FCER1G is a member of a larger gene family that contains ITAMs to mediate signaling. A common model used to study the role of activating FcγRs in vivo are mice deficient for this Fcγ chain, who lack expression of functional activating FcγRs. Activating FcγR deficient mice show decreased antibody mediated phagocytosis, abnormal platelet activation and an attenuated immune response to immune complexes [32]. However, some of these effects may be mediated by other immune receptors, such as C-type lectins, which also depend on Fcγ chain signaling [33]. In contrast to activating Fcγ receptors, the expression and therefore function of the inhibitory Fcγ receptor (FcγRIIb) is maintained. Human FcγRIIa carries an intrinsic ITAM in its cytoplasmic domain. Ligation of IgG-immune complexes by activating FcγRs results in the crosslinking of the receptor and the phosphorylation of ITAMs in the cytoplasmic chain. This forms a binding site for the Spleen tyrosine kinase (Syk), which then activates downstream signaling cascades such as the PI3K pathway. Cellular calcium levels are increased, and the cell becomes activated which can result in increased proliferation, cytokine/chemokine release, phagocytosis, and antigen presentation [34]. The inhibitory FcγRIIb signals through an intrinsic cytoplasmic immunotyrosine inhibitory motif (ITIM), cross-linking with an activating receptor results in ITIM phosphorylation leading to the inhibition of cellular activation [34]. The process of FcγR mediated activation or inhibition of an effector cell is outlined in Fig. 1.
The primary limitation of this study may be the number of available brain samples.
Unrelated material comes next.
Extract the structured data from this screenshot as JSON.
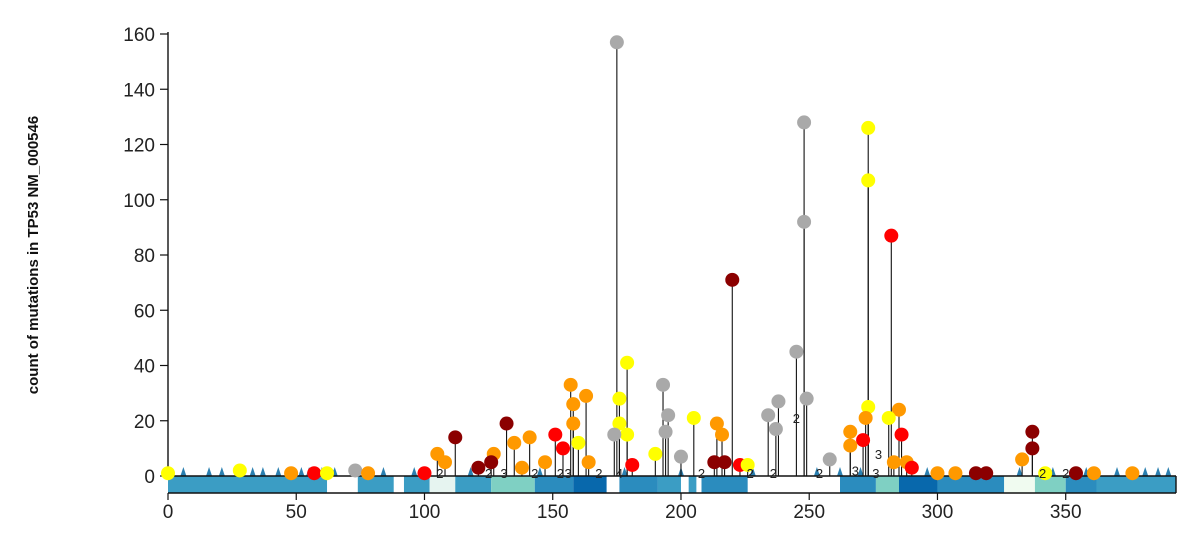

However, studies involving larger numbers of samples such as those described in Genotype-Tissue Expression (GTEx) have also generally not found an association between rs2070902 and either FCER1G splicing or total FCER1G expression in brain [26]. The minor allele of rs2070902 was associated with increased expression of FCER1G in blood [26].
Conclusions
This study represents a test of the hypothesis that rs2070902 modulated splicing of FCER1G exon 2 in human brain. Our results do not support this hypothesis although we did find that FCER1G is robustly expressed in microglia and that the proportion of FCER1G expressed as the D2-FCER1G isoform is increased in brain samples with high AD neuropathology. Overall, these studies add to our understanding of FCER1G expression and splicing in particular and AD genetic mechanisms in general.
ACKNOWLEDGMENTS
The authors acknowledge Susan Kraner, Ph.D., for her helpful consultations regarding immunohistochemistry.
FUNDING
This research was funded by NIH, grant numbers RF1AG059717 (SE) and R21AG068370 (SE).
CONFLICT OF INTEREST
The authors declare no conflict of interest.
DATA AVAILABILITY
The data supporting the findings of this study are available within the article.